Cristo é apresentado como o homem universal, que assume em seu rosto acolhedor os traços de todas as culturas, solidarizando-se com as angústias, as esperanças, os sonhos e as aspirações de todos os homens e mulheres , no decorrer das idades , na variedade multicor das raças ou nos diferentes tipos de civilização. O Rei dos Reis aparece, abrindo o mistério contraditório do sofrimento de toda a humanidade, condenado sozinho no sofrimento de sua cruz. Nesse livro constata-se que a arte e a fé vão sempre recriando um mundo de beleza , de confiança na fecundidade do amor, irmanando no mesmo ateliê de Cristo artistas de tradições tão diversas: Giotto,Fra Angélico, Michelangelo, Rafael, Dalí, Rouault, Chagall e toda essa tradição anônima e mística de transmissores de ícones, místicos e suaves, mediadores da graça e da glória divinas.
O livro brota do eu mais profundo do autor: “Creio que sempre quis escrever esse livro. Volto-me aqui para seu lugar na história geral da cultura”. E ainda acrescenta:”Certa vez Clemanceau observou que a guerra era um assunto importante e grave demais para ser deixado apenas por conta dos militares. Do mesmo modo, Jesus, Ele é uma figura por demais importante para ficar somente restrita à visão dos teólogos e da Igreja (e das Igrejas em geral)”. É por isso que no sumário desse livro, além de outros itens, ressalto alguns que correspondem a essa preocupação do autor: O Modelo Divino e Humano,O Homem Universal, O Homem que Pertence ao Mundo.
Independente das múltiplas crenças que permeiam o cenário da nossa sociedade, há pelo menos vinte séculos que Jesus de Nazaré é a figura dominante na história da cultura ocidental. É a partir do nascimento dele que a maior parte dos diferentes povos estabelece o calendário, é com o seu nome que milhões de pessoas amaldiçoaram e perseguiram (não nos esquecemos das Cruzadas e da “Santa” Inquisição), mas é igualmente em seu nome que milhões e milhões oram, fazem o bem e querem construir um mundo de paz para todos.
Vale a pena encontrar a conclusão do autor nesse livro magistral: ”Pela curiosa combinação dessas correntes de fé religiosa e erudição, com as não menos poderosas influências do ceticismo e do relativismo religioso, a universalidade com a particularidade de Jesus tornou-se, assim,tema do século vigente, não só dos cristãos mas de toda a humanidade.
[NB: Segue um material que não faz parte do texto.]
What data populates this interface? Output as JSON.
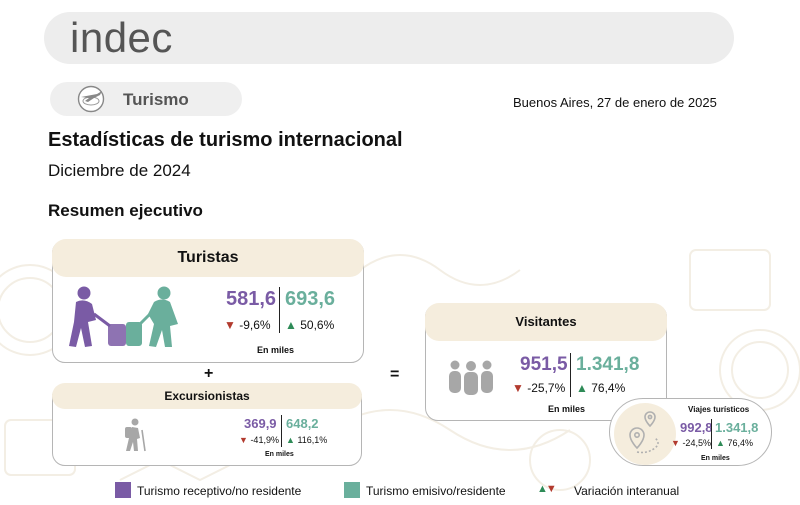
{
  "header": {
    "logo": "indec"
  },
  "section": {
    "label": "Turismo",
    "icon": "plane-globe-icon"
  },
  "date": "Buenos Aires, 27 de enero de 2025",
  "title": "Estadísticas de turismo internacional",
  "subtitle": "Diciembre de 2024",
  "section_heading": "Resumen ejecutivo",
  "colors": {
    "receptivo": "#7a5ba5",
    "emisivo": "#6aaf9c",
    "down": "#b23a2e",
    "up": "#2e8b57",
    "card_header": "#f5eddd"
  },
  "operators": {
    "plus": "+",
    "equals": "="
  },
  "turistas": {
    "title": "Turistas",
    "receptivo_value": "581,6",
    "emisivo_value": "693,6",
    "receptivo_var": "-9,6%",
    "emisivo_var": "50,6%",
    "unit": "En miles",
    "icon": "travelers-luggage-icon"
  },
  "excursionistas": {
    "title": "Excursionistas",
    "receptivo_value": "369,9",
    "emisivo_value": "648,2",
    "receptivo_var": "-41,9%",
    "emisivo_var": "116,1%",
    "unit": "En miles",
    "icon": "hiker-icon"
  },
  "visitantes": {
    "title": "Visitantes",
    "receptivo_value": "951,5",
    "emisivo_value": "1.341,8",
    "receptivo_var": "-25,7%",
    "emisivo_var": "76,4%",
    "unit": "En miles",
    "icon": "group-people-icon"
  },
  "viajes": {
    "title": "Viajes turísticos",
    "receptivo_value": "992,8",
    "emisivo_value": "1.341,8",
    "receptivo_var": "-24,5%",
    "emisivo_var": "76,4%",
    "unit": "En miles",
    "icon": "map-pin-route-icon"
  },
  "legend": {
    "receptivo": "Turismo receptivo/no residente",
    "emisivo": "Turismo emisivo/residente",
    "variacion": "Variación interanual"
  }
}
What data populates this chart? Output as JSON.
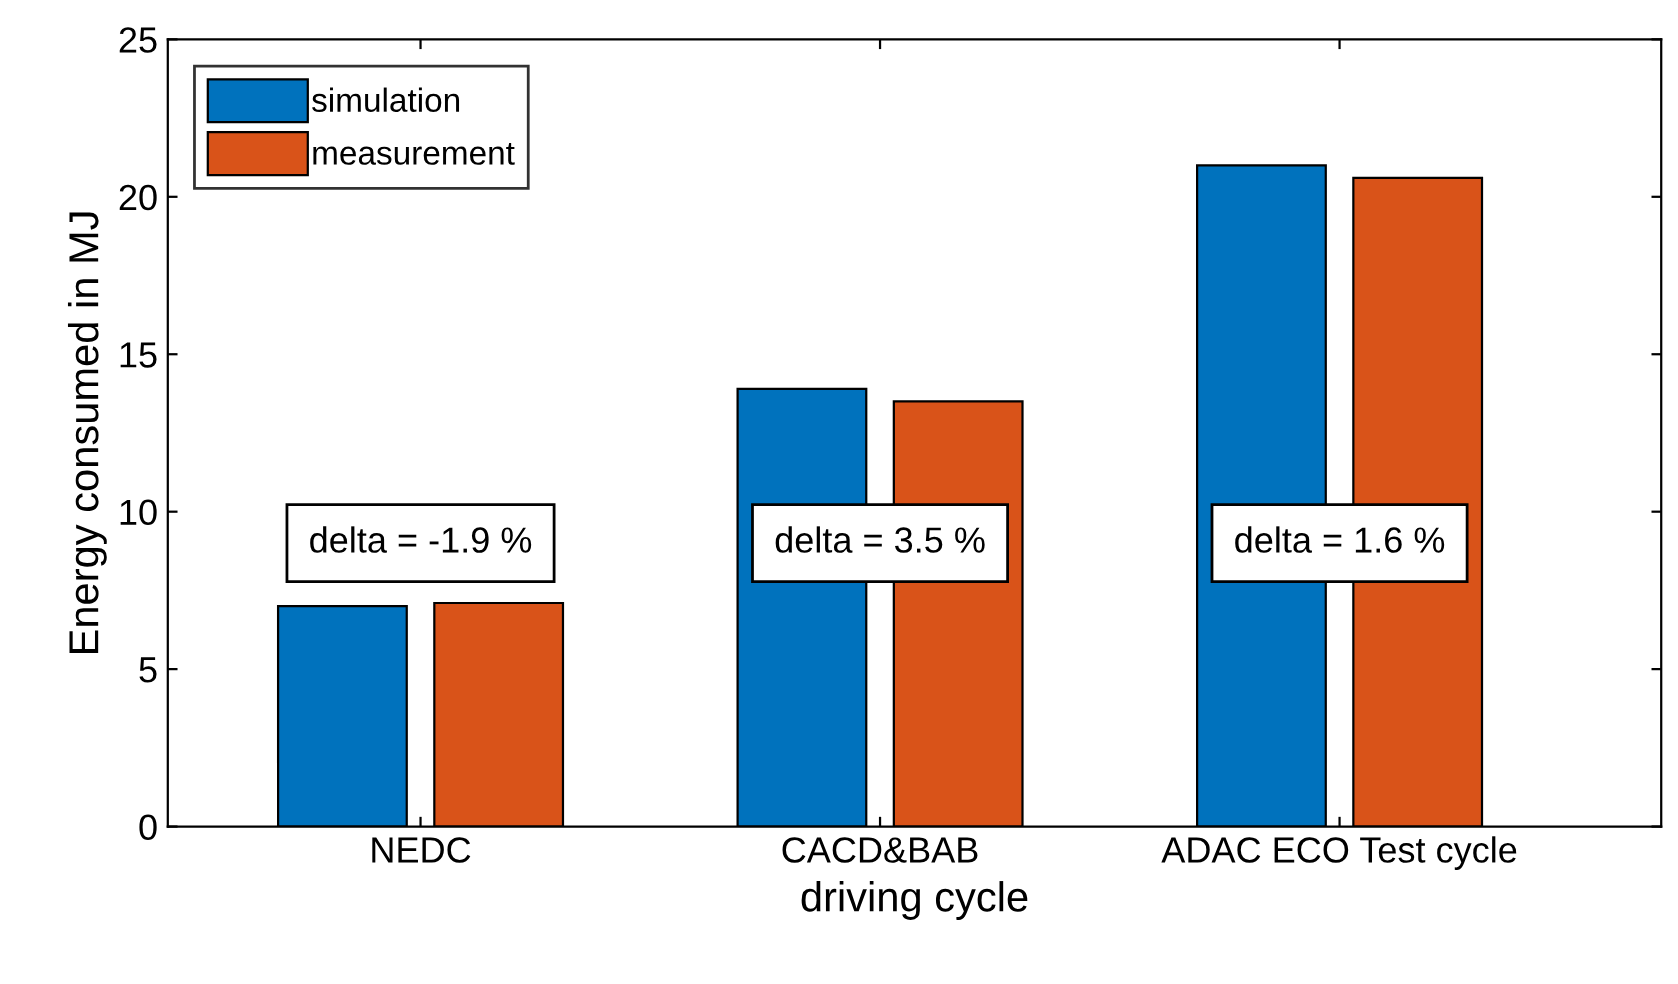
{
  "chart_data": {
    "type": "bar",
    "xlabel": "driving cycle",
    "ylabel": "Energy consumed in MJ",
    "categories": [
      "NEDC",
      "CACD&BAB",
      "ADAC ECO Test cycle"
    ],
    "series": [
      {
        "name": "simulation",
        "color": "#0072bd",
        "values": [
          7.0,
          13.9,
          21.0
        ]
      },
      {
        "name": "measurement",
        "color": "#d95319",
        "values": [
          7.1,
          13.5,
          20.6
        ]
      }
    ],
    "ylim": [
      0,
      25
    ],
    "yticks": [
      0,
      5,
      10,
      15,
      20,
      25
    ],
    "grid": false,
    "legend": "top left",
    "annotations": [
      "delta = -1.9 %",
      "delta = 3.5 %",
      "delta = 1.6 %"
    ]
  }
}
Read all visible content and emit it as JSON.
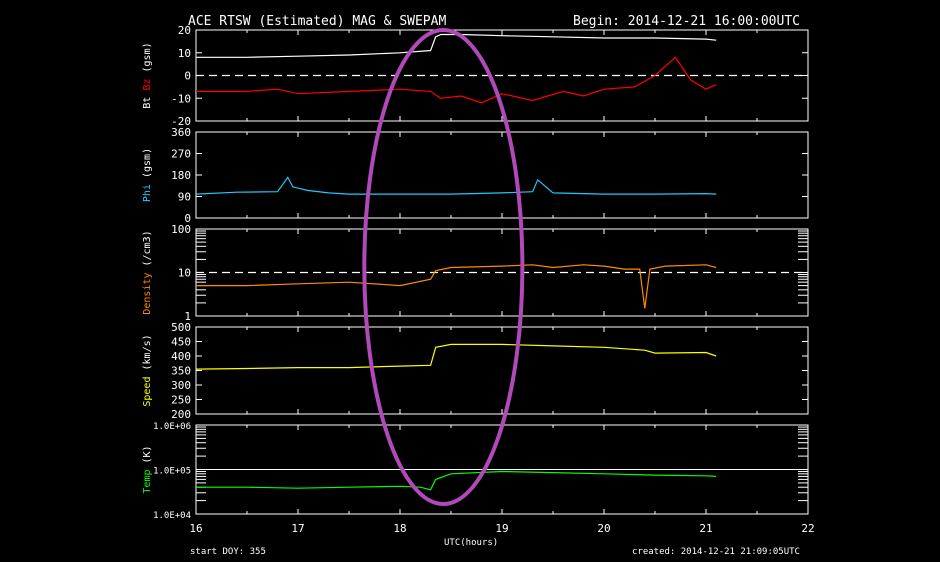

À medida que declina o respeito pela Igreja organizada (institucional), tende a aumentar a reverência por Jesus. A unidade e a variedade dos retratos de ‘ Jesus ao longo dos séculos’, demonstram que nele existe mais do que são capazes de sonhar a filosofia e a cristologia dos teólogos. No seio da Igreja, mas também muito além de suas paredes, a pessoa e a mensagem de Jesus são, nas palavras de Santo Agostinho, ‘uma beleza tão antiga e tão nova’, e que agora pertencem ao mundo”.
Na fé cristã, a Semana Santa tem o mistério de atualizar o que aconteceu no tempo. A eternidade de Deus entrou na nossa temporalidade e o Hoje dele, torna-se o nosso hoje. Isto é, o divino entra no humano para que o humano se torne divino. Então o mistério da Páscoa Redentora continua acontecendo . Então hoje é 5ª Feira Santa, é 6ª Feira Santa, hoje é Páscoa.
Sebastião Heber. Professor Adjunto de Antropologia da UNEB, da Faculdade 2 de Julho, Membro do Instituto Geográfico e Histórico da Bahia e da Academia Mater Salvatoris.